Did YOU know about this particular SuperFunnyMunnyCommittee? I didn't, but then I'm way way way out of the loop, as it were…
I know there are wise people writing their hearts out here, who have much better understandings of these kinds of, dare I say it, shenanigans, and I would hope that if there is the tiniest bit of interest in this and the other "necessary steps" that are under way to create that ultimate "ownership society" where a very few trick the rest of us into thinking that the very few "legally" own EVERYTHING.
And of course there are regularly appearing apologists and obscurantists happy to becloud any discourse and derail any issue that might get people thinking with their whole brains about the non-survival and dead-end aspects of what the few are doing to the rest of us. There's so much of what some of the libertarians call "fraud" and "coercion" going on that most of us are just pulling in our horns, hunkering down, accepting the death of a thousand cuts and the New Work Ethic that says we should be overjoyed to have a job that any three people would ordinarily have to do, and a shriveled paycheck, because that is so much better than living in a refrigerator box under the Interstate.
I hope the former set of our kos-economintelligentsia will chime in and explain what this little momentary lifting of this one little corner of that huge green TARP, under which the Kleptocrats have swept such a huge pile of their dirty dirt, might actually mean for us.

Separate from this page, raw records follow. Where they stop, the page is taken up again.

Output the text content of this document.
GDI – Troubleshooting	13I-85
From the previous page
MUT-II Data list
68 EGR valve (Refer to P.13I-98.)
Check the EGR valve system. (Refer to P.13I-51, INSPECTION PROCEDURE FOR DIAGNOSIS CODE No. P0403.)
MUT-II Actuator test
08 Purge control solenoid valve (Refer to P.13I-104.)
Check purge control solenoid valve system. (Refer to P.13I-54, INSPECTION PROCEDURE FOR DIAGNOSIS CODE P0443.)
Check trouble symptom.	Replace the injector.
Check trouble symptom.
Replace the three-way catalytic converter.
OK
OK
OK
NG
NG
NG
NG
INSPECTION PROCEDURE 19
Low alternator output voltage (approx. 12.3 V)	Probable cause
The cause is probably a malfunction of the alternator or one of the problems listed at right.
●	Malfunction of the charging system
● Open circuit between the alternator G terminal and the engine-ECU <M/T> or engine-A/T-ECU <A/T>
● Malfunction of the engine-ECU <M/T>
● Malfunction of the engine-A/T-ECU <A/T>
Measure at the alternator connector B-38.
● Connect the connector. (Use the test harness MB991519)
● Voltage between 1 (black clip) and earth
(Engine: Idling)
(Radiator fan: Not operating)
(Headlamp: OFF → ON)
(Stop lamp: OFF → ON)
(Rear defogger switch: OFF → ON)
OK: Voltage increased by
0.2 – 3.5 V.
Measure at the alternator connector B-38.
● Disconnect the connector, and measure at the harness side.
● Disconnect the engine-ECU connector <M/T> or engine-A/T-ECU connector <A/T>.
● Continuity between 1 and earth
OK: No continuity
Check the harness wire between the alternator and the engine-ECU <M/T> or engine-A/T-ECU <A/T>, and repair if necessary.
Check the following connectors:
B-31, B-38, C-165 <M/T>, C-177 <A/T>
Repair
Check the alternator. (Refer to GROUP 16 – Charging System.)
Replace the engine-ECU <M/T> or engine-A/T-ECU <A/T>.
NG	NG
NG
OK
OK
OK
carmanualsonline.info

As in, would it be the case that having this "facility" go forward is just letting little Timmy shove our fists and faces into yet another Tarbaby, from which we will never extract ourselves without ripping off a few square meters of tender, half-healed skin and several more pounds of emaciated flesh?
Maybe it's unkind, but I sure hope Timmy and his buddies will gather in some backwoods shack, fall through the rotted floor into a deep, flooded coal mine, and that Lassie decides to lie down in the sun with a nice soup bone and let them rot there, having pulled their greedy kleptocratic asses out of way too many scrapes induced by their own cupidity and gule already.
Fri Sep 16, 2011 at 11:00 AM PT: As the world turns, twisting slowly in the wind:
U.S. Treasury Secretary Timothy Geithner urged EU finance ministers on Friday to leverage their bailout fund to better tackle the debt crisis, but there was no agreement on what steps should be taken.
In a 30-minute meeting with euro zone ministers, Geithner pressed for the 440 billion euro European Financial Stability Facility to be scaled up to give greater capacity to combat the problems infecting Greece, Portugal, Italy and other states, a senior euro zone official familiar with the discussion said.
But ministers were resistant to Washington telling the 17-country euro zone and its finance chiefs what they should do.
"He conveyed dramatically that we need to commit money to avoid bringing the system into difficulty," Austria's Finance Minister Maria Fekter told reporters after the meeting.
"I found it peculiar that even though the Americans have significantly worse fundamental data than the euro zone, that they tell us what we should do and when we make a suggestion ... that they say no straight away."
Snip
http://www.cnbc.com/...
The perfect Neocon approach to dealing with the Wogs, right, Timmy?